A coordination compound \([CoF_6]^{3-}\) is converted into \([Co(CN)_6]^{3-\). Which of the following correctly represents the hybridization and number of unpaired electrons in the final complex?}

• A. \(sp^3d^2\), \(4\) unpaired electrons
• B. \(d^2sp^3\), \(0\) unpaired electrons
• C. \(sp^3d^2\), \(2\) unpaired electrons
• D. \(d^2sp^3\), \(2\) unpaired electrons

Hint:

For octahedral \(d^6\) complexes, strong field ligands such as \(CN^-\) usually produce low-spin diamagnetic complexes.

Answer 1

The Correct Option is B

Concept: The magnetic behaviour and hybridization of coordination compounds depend upon the electronic configuration of the metal ion and the field strength of the ligands. \(CN^-\) is a strong field ligand and produces electron pairing in the \(3d\) orbitals.

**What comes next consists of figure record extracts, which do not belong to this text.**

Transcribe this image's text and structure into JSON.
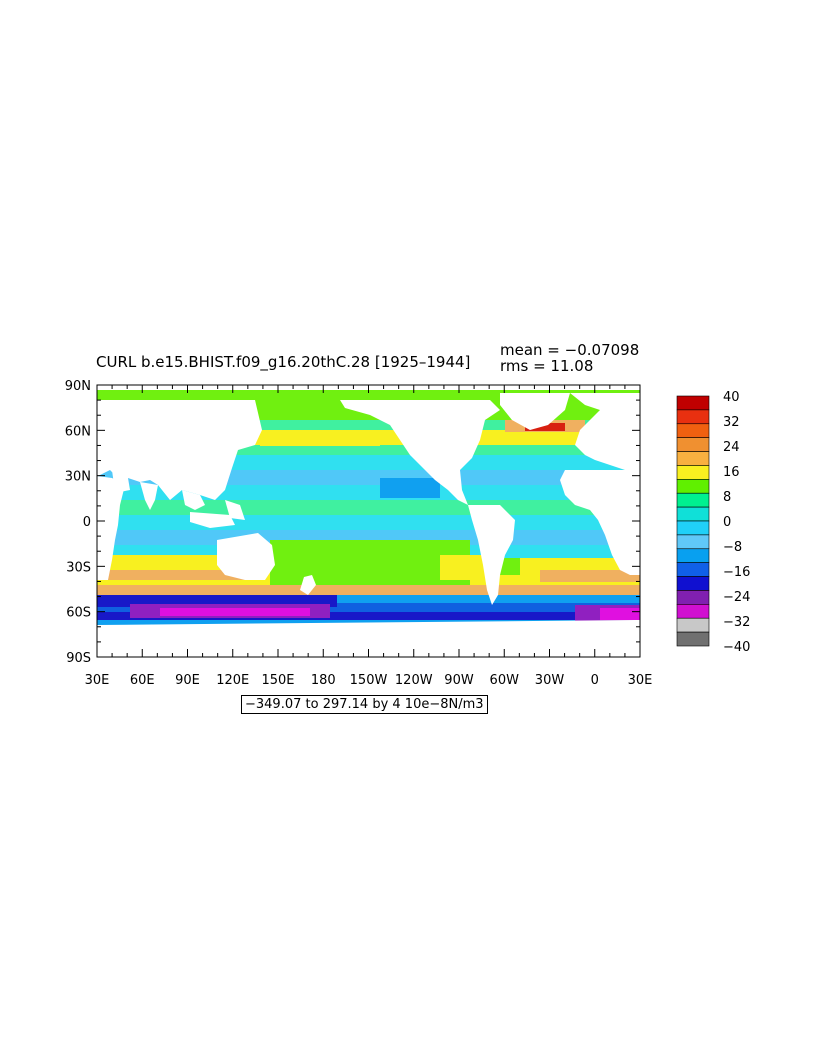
{
  "title": "CURL b.e15.BHIST.f09_g16.20thC.28  [1925–1944]",
  "stats": {
    "mean": "mean = −0.07098",
    "rms": "rms = 11.08"
  },
  "range_label": "−349.07 to 297.14 by 4 10e−8N/m3",
  "axes": {
    "y_ticks": [
      "90N",
      "60N",
      "30N",
      "0",
      "30S",
      "60S",
      "90S"
    ],
    "x_ticks": [
      "30E",
      "60E",
      "90E",
      "120E",
      "150E",
      "180",
      "150W",
      "120W",
      "90W",
      "60W",
      "30W",
      "0",
      "30E"
    ]
  },
  "colorbar": {
    "labels": [
      "40",
      "32",
      "24",
      "16",
      "8",
      "0",
      "−8",
      "−16",
      "−24",
      "−32",
      "−40"
    ],
    "colors": [
      "#c00000",
      "#e83010",
      "#f06010",
      "#f09030",
      "#f8b040",
      "#f8f020",
      "#60f000",
      "#00f090",
      "#10e0d8",
      "#20d0f8",
      "#60c8f8",
      "#08a0f0",
      "#1060e8",
      "#1010d0",
      "#8020b0",
      "#d010d0",
      "#c8c8c8",
      "#707070"
    ]
  },
  "map_colors": {
    "land": "#ffffff",
    "polar": "#20e090",
    "neutral": "#40f0a0",
    "pos_light": "#70f010",
    "pos_yellow": "#f8f020",
    "pos_orange": "#f0b060",
    "pos_red": "#d82010",
    "neg_cyan": "#30e0f0",
    "neg_light": "#50c8f8",
    "neg_mid": "#10a0f0",
    "neg_deep": "#1060e0",
    "neg_navy": "#1818c8",
    "neg_purple": "#9020c0",
    "neg_magenta": "#e010e0"
  }
}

Step 1: Determine the oxidation state of cobalt. \[ x+6(-1)=-3 \] \[ x=+3 \] Therefore, \[ Co^{3+} \] Electronic configuration: \[ Co=[Ar]3d^74s^2 \] \[ Co^{3+}=[Ar]3d^6 \]

Step 2: Effect of cyanide ligand. Since \(CN^-\) is a strong field ligand, electrons pair up in the lower-energy \(t_{2g}\) orbitals. Configuration becomes: \[ t_{2g}^{6}e_g^{0} \]

Step 3: Determine magnetic nature. All six electrons become paired. \[ \text{Number of unpaired electrons}=0 \] Hence the complex is diamagnetic.

Step 4: Determine hybridization. Inner \(d\)-orbitals participate in bonding. \[ d^2sp^3 \] Thus the complex is an inner orbital octahedral complex. \[ \boxed{d^2sp^3,\;0\text{ unpaired electrons}} \]